When we have a topic to research, we - being humans - understand what we're looking for and the concepts we hope to learn about. Computers, on the other hand, are regrettably dumb, and don't understand things as well as we do. What we have to do is turn the concepts in our head into keywords or key phrases to feed into a search.
This is the brainstorming step: identifying the words and phrases that you can put into a search field to (hopefully!) bring back usable results. It's pretty easy:
Once you have a set of terms, concepts, and phrases, you're ready to roll.
The next principle is to always proceed from general to specific. If you start with too many specifics - e.g., heart attack rates in left-handed women between 25 and 30 who live in rural towns with fewer than 5,000 residents - you will probably receive few, or no, results. This is discouraging, and can lead you to thinking "there's nothing out there on this!"
In other words, if you immediately start with a very narrow search, you're gonna have a bad time.
If you start with a much broader concept - heart attack rates in women - you'll have a larger pool of initial results to work with. Once you have that pool, you can use more specific keywords, filtering options (usually found on the left- or right-hand side of every database result list!), and other methods to narrow in on your desired information.

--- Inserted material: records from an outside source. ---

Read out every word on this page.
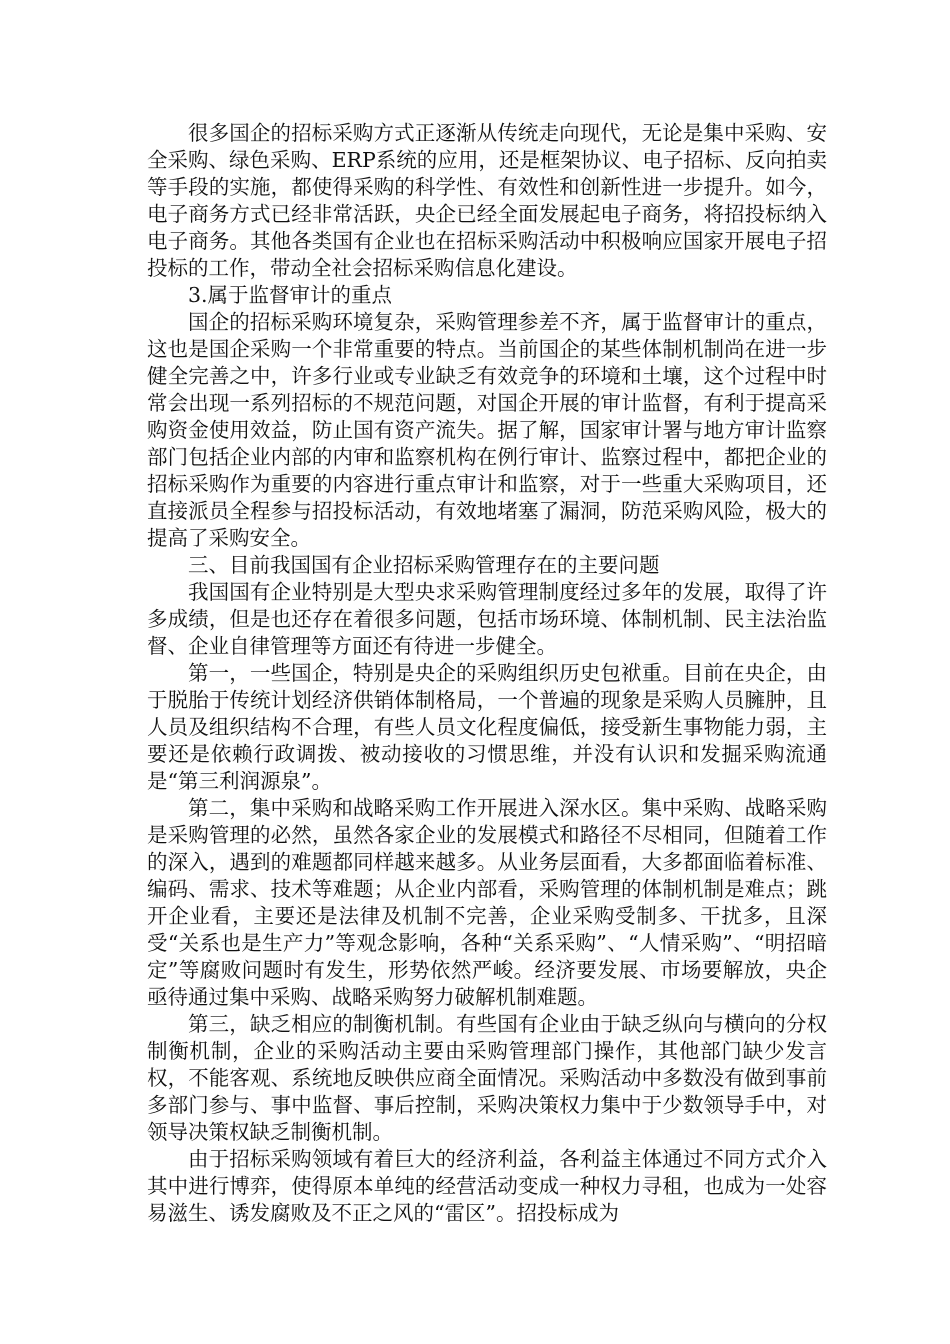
很多国企的招标采购方式正逐渐从传统走向现代，无论是集中采购、安全采购、绿色采购、ERP系统的应用，还是框架协议、电子招标、反向拍卖等手段的实施，都使得采购的科学性、有效性和创新性进一步提升。如今，电子商务方式已经非常活跃，央企已经全面发展起电子商务，将招投标纳入电子商务。其他各类国有企业也在招标采购活动中积极响应国家开展电子招投标的工作，带动全社会招标采购信息化建设。

3.属于监督审计的重点

国企的招标采购环境复杂，采购管理参差不齐，属于监督审计的重点，这也是国企采购一个非常重要的特点。当前国企的某些体制机制尚在进一步健全完善之中，许多行业或专业缺乏有效竞争的环境和土壤，这个过程中时常会出现一系列招标的不规范问题，对国企开展的审计监督，有利于提高采购资金使用效益，防止国有资产流失。据了解，国家审计署与地方审计监察部门包括企业内部的内审和监察机构在例行审计、监察过程中，都把企业的招标采购作为重要的内容进行重点审计和监察，对于一些重大采购项目，还直接派员全程参与招投标活动，有效地堵塞了漏洞，防范采购风险，极大的提高了采购安全。

三、目前我国国有企业招标采购管理存在的主要问题

我国国有企业特别是大型央求采购管理制度经过多年的发展，取得了许多成绩，但是也还存在着很多问题，包括市场环境、体制机制、民主法治监督、企业自律管理等方面还有待进一步健全。

第一，一些国企，特别是央企的采购组织历史包袱重。目前在央企，由于脱胎于传统计划经济供销体制格局，一个普遍的现象是采购人员臃肿，且人员及组织结构不合理，有些人员文化程度偏低，接受新生事物能力弱，主要还是依赖行政调拨、被动接收的习惯思维，并没有认识和发掘采购流通是“第三利润源泉”。

第二，集中采购和战略采购工作开展进入深水区。集中采购、战略采购是采购管理的必然，虽然各家企业的发展模式和路径不尽相同，但随着工作的深入，遇到的难题都同样越来越多。从业务层面看，大多都面临着标准、编码、需求、技术等难题；从企业内部看，采购管理的体制机制是难点；跳开企业看，主要还是法律及机制不完善，企业采购受制多、干扰多，且深受“关系也是生产力”等观念影响，各种“关系采购”、“人情采购”、“明招暗定”等腐败问题时有发生，形势依然严峻。经济要发展、市场要解放，央企亟待通过集中采购、战略采购努力破解机制难题。

第三，缺乏相应的制衡机制。有些国有企业由于缺乏纵向与横向的分权制衡机制，企业的采购活动主要由采购管理部门操作，其他部门缺少发言权，不能客观、系统地反映供应商全面情况。采购活动中多数没有做到事前多部门参与、事中监督、事后控制，采购决策权力集中于少数领导手中，对领导决策权缺乏制衡机制。

由于招标采购领域有着巨大的经济利益，各利益主体通过不同方式介入其中进行博弈，使得原本单纯的经营活动变成一种权力寻租，也成为一处容易滋生、诱发腐败及不正之风的“雷区”。招投标成为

Remember: always proceed from general to specific.
Scientific progress is often described as "standing on the shoulders of giants" - a new discovery is built on the record of older discoveries. Take advantage of that!
Sometimes a single resource - an article or a book, for instance - can be a treasure trove of information to help your research. When you find an article that is everything you hoped for, don't just file it away for your project. Instead, take some time to look at the references used by that article. You will almost always find other articles or books that will be key for your work, and you can search for those articles within our library as well.
It's often helpful to take notes about your search process - what you searched for, what databases or tools you used, how you changed your search terms, and so forth. Research notes can help you track down an article you saw but didn't have time to fully investigate, or can let you know which search terms and concepts were really effective, and which were dead ends.